The last Philadelphia City Paper will be in orange boxes all over the city come Thursday morning, and when those copies become fishwrap, urban tumbleweeds, and sidewalk blankets, City Paper will be gone forever. Even its web identity, citypaper.net, may disappear, though the new owners are now saying they’ll preserve the archives.
I’m no expert in detailing how newspapers, particularly free independents, are struggling because of the recession (which only Wall Street has recovered from) and/or due to Internet competition. I realized years ago that Philadelphia could no longer support two free papers — Philadelphia Weekly survives, a shadow of what it used to be — and that, at some point, one or both would go.
Few expected City Paper to fold first, however, and everyone was taken by surprise by how suddenly: Broad Street Media (Philadelphia Weekly’s publisher) purchased the paper from Metro, which had owned it for about a year, on September 30 and immediately shut it down. Full-time staffers learned their fate from a press release. The October 1 issue was already finished; the October 8 issue is our last.
I received the news through, of course, Facebook. For the first time in nearly ten years, I can no longer call myself “City Paper theater critic.”

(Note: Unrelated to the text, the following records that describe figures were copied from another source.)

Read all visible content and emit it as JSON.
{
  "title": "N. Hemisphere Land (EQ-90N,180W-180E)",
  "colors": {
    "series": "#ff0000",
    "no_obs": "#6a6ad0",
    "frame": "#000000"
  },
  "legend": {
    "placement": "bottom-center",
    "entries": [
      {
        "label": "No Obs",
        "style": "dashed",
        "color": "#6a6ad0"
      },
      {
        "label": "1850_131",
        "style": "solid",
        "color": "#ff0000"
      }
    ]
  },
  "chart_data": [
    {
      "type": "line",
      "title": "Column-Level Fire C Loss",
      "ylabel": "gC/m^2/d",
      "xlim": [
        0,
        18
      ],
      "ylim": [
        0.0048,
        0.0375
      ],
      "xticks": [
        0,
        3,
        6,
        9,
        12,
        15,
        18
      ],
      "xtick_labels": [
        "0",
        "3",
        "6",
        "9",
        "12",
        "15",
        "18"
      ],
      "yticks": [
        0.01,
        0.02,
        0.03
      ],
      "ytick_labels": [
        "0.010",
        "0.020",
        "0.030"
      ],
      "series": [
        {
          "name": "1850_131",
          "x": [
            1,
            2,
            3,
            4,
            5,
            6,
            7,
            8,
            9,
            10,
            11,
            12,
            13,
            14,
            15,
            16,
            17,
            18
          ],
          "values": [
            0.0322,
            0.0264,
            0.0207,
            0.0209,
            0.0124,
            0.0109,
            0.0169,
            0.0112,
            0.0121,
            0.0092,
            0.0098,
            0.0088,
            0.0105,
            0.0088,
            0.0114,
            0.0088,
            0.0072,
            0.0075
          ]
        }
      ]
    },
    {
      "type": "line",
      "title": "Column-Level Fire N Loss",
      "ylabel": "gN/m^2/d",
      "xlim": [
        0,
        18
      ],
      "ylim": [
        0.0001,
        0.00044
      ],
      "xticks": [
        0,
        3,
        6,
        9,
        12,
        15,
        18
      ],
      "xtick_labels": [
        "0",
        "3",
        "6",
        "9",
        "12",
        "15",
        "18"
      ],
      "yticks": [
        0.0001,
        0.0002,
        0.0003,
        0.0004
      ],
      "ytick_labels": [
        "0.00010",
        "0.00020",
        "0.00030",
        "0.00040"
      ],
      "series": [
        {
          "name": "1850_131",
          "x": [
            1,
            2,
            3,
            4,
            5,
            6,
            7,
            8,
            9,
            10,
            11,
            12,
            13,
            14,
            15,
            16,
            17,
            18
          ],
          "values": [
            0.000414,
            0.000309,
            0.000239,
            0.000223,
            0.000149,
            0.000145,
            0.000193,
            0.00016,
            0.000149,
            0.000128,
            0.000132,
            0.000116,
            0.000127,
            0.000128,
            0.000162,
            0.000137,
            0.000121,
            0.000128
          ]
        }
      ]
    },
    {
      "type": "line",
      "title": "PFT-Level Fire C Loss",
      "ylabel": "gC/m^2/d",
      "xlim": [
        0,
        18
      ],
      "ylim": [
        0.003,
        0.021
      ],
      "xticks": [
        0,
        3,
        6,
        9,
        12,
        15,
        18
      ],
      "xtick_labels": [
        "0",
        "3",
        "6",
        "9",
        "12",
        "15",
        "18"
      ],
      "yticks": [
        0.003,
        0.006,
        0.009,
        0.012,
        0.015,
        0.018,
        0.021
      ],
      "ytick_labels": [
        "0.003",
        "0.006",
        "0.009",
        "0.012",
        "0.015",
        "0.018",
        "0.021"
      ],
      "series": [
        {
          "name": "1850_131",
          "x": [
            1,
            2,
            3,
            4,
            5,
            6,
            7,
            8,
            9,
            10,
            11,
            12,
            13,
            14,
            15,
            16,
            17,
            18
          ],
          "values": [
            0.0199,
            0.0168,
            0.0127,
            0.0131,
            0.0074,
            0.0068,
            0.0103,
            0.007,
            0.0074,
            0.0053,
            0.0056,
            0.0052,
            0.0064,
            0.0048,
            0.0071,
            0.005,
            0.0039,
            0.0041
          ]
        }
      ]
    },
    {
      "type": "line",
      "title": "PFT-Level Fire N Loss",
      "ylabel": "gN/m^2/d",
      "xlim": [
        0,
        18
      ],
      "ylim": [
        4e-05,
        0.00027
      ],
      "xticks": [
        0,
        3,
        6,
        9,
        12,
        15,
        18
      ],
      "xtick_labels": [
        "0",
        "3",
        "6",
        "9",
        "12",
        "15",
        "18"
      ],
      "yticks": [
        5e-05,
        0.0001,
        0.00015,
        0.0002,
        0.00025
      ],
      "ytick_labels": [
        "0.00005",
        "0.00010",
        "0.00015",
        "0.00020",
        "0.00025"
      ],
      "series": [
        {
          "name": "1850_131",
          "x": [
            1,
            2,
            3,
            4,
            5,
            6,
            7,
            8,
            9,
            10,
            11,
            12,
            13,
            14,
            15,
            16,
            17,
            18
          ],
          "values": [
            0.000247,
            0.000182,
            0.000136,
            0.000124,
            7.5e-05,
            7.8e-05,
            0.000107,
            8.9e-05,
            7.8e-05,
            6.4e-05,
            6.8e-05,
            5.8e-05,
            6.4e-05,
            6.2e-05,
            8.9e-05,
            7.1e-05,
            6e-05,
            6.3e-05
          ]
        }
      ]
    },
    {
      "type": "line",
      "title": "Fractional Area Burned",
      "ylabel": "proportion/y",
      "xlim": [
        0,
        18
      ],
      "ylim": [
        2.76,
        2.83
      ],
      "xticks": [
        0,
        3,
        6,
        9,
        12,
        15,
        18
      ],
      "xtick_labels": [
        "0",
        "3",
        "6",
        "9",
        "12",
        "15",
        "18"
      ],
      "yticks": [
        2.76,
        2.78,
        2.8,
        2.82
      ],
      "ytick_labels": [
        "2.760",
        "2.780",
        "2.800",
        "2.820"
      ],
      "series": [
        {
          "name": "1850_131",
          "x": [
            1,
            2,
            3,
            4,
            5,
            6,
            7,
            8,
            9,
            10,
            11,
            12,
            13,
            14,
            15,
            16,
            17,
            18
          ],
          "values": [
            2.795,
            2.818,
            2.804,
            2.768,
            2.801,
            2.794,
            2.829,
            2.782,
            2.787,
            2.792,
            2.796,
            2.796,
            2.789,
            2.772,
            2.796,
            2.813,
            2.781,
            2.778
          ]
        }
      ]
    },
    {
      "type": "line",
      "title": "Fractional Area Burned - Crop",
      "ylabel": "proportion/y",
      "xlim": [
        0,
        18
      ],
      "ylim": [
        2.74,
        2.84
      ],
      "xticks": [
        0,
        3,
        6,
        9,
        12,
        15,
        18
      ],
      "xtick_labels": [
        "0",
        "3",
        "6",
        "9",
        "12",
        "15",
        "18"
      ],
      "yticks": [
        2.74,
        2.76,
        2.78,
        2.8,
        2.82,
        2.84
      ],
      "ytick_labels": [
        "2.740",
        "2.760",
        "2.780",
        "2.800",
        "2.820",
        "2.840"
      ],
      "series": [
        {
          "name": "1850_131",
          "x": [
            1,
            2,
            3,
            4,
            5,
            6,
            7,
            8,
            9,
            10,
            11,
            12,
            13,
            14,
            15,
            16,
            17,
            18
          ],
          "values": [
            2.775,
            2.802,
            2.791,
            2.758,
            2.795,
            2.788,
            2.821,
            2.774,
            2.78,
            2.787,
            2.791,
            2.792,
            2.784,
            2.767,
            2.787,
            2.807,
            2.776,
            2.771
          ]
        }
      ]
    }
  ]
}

A few theater critics more or less probably don’t matter, though our numbers actually won’t fall. My fellow CP critic, David Anthony Fox, announced “I’m Still Here” last week on his blog, RecliningStandards.org, where he writes about theater, opera, television, and more.
I’m happy to say that I’m still here too — at Broad Street Review!
Theater covered and uncovered
Being reviewed by City Paper meant something, which I knew even before I joined the staff in 2006, when I worked with the now-gone Brick Playhouse on South Street and we nagged David, Toby Zinman, and Cary Mazer to see our low-budget productions in our tiny second-floor theater. Sometimes they did, making our work a little more real and visible, whatever their opinions.
I hope that during my tenure at CP, we gave a boost to small companies and local theater in general. A lot of theaters have sprouted up over the past decade, and I was proud to chronicle their work. My biggest fear now is that coverage will diminish as papers die (Philadelphia Weekly perseveres, but shed longtime theater critic J. Cooper Robb two years ago.)
All I can do is try to balance these losses with my own small contributions. I hope to write not only reviews of theater productions for BSR, but also essays comparing and contrasting shows and discussing larger trends and issues in local and national theater. I might even write some book reviews and previews pointing theatergoers toward what’s new and exciting — and there’s always plenty of that.
I’ll miss seeing my reviews in print — and, given that BSM might delete City Paper’s online archives, I’m glad that I saved everything I wrote the old-fashioned way, little yellowing scraps of newsprint stuffed in folders. City Paper had a tangible weight, a satisfying crackle, and a fresh print smell that we’ll never know again.
I’ve already experienced the thrill of seeing my work published in BSR’s bright, clean, eye-friendly format, however, and enjoy the ease of instantly sharing it with friends on Facebook, the modern equivalent of door-to-door delivery.
Someday, I imagine, I’ll tell bored youngsters reverent tales about the sensory bliss of “real” newspapers. They’ll insist that “real” is not ink stains on processed wood pulp, but pictures on a glowing screen, images floating holographically before their eyes, or condensed thoughts beamed directly into their skulls. I’ll reluctantly admit, it’s better in so many ways.
And yet, I’ll fondly remember these good old days.